Still, Elway said, Decker and the rest of the Broncos’ pending free agents will “have to hit the market; the market sets those.’’ So, just as the Broncos were already leaning toward letting Decker hit the open market that inclination got a little stronger with each passing sprint Sunday inside Lucas Oil Stadium.

It’s an unofficial total, but a group of wide receiver prospects believed to be the fastest overall before any of them arrived here, were even a little more fleet than expected. At least 12 of this year’s draft hopefuls at the position uncorked 40-yard dash times hand-clocked in the 4.3s.

While just two of those sub-4.4 times held up against the electronic clock, it’s still a blindingly fast group that will influence plenty of roster decisions in the coming weeks, including the Broncos.

In that total were the oft-seen undersized burners such as 179-pound John Brown of Pittsburg State (4.30 hand-timed) or the 5-foot-9¾, 189-pound Brandin Cooks (4.30). But there were also the kind of players who fit the size profile the Broncos will be looking for in that spot in the formation.

There was Saginaw Valley State’s Jeff Janis, a 6-2 7/8, 219-pounder who ran in the 4.3s in his first 40 Sunday to go with an unofficial 4.44 on his second pass. By way of comparison, Decker measured at 6-3⅛, 217 pounds at the 2010 combine.

Janis has been a popular topic of conversation for the Broncos and was one of many players the team met with at the Senior Bowl.

There was also Clemson’s Martavis Bryant (6-3¾, 211) timed at 4.34 and Alabama’s Kevin Norwood (6-2, 198) with a 4.39.

History has not always been kind to wide receivers drafted in the first round, at least in their rookie seasons in the NFL. Despite that, the Broncos have a Pro Bowl selection as their No. 1 in Demaryius Thomas, have a Pro Bowl selection at tight end in Julius Thomas and they have a receiver with five 100-catch seasons on his résumé in the slot in Wes Welker.
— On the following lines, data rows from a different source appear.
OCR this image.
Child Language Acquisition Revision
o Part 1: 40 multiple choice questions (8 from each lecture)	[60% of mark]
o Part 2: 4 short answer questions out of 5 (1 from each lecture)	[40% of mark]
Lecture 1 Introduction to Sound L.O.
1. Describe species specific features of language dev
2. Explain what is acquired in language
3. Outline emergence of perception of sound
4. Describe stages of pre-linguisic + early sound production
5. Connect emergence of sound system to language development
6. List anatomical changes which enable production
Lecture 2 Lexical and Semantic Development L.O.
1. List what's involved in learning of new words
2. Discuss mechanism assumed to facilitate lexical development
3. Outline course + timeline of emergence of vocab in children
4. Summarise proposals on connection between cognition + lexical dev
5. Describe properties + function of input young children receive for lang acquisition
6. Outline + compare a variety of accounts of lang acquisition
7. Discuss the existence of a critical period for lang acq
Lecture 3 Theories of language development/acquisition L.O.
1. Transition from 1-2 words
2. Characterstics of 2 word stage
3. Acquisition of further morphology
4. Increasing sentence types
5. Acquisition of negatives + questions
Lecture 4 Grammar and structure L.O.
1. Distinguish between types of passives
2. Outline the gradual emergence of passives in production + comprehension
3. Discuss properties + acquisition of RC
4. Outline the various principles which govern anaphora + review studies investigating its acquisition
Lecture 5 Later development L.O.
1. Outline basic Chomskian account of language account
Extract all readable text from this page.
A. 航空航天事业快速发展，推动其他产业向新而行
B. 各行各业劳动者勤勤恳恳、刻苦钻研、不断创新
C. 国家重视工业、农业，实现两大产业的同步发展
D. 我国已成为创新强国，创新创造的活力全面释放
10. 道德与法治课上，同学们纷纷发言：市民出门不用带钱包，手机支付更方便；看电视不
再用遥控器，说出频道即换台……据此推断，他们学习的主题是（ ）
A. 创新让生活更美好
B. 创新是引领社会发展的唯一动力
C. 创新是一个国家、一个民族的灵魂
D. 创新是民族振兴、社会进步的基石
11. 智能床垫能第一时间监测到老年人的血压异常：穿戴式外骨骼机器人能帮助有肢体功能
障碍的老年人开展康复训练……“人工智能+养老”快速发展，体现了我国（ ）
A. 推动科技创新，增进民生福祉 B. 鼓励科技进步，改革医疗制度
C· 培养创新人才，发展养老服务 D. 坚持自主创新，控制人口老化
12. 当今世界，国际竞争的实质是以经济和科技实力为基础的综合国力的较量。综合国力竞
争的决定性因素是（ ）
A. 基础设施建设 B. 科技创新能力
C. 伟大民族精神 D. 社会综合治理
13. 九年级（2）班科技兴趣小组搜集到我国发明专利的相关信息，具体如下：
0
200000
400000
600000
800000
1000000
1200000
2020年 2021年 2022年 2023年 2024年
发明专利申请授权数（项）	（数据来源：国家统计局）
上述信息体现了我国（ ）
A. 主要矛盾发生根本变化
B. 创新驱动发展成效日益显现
They can put a rookie, the right rookie, at the other spot and make it work if Decker chooses to chase the biggest contract he can get on the market.

The Broncos will want a receiver with some size, they’ll want that speed, and they'll want a player who can snag the ball in a crowd. But in an offense where quarterback Peyton Manning makes most of the calls at the line of scrimmage, they’ll need the biggest, fastest quick thinker they can find.

They’d like Decker back, at their price, and Decker has said he would like to come back, at his price. But with Thomas, Thomas and Welker all slated to be unrestricted free agents after the 2014 season, the Broncos need someone on the depth chart to be in a position to contribute next season and the ones that follow since its unlikely the Broncos and Decker will find economic common ground.

And, if they didn't blink Sunday, the Broncos might have seen the guy they're looking for.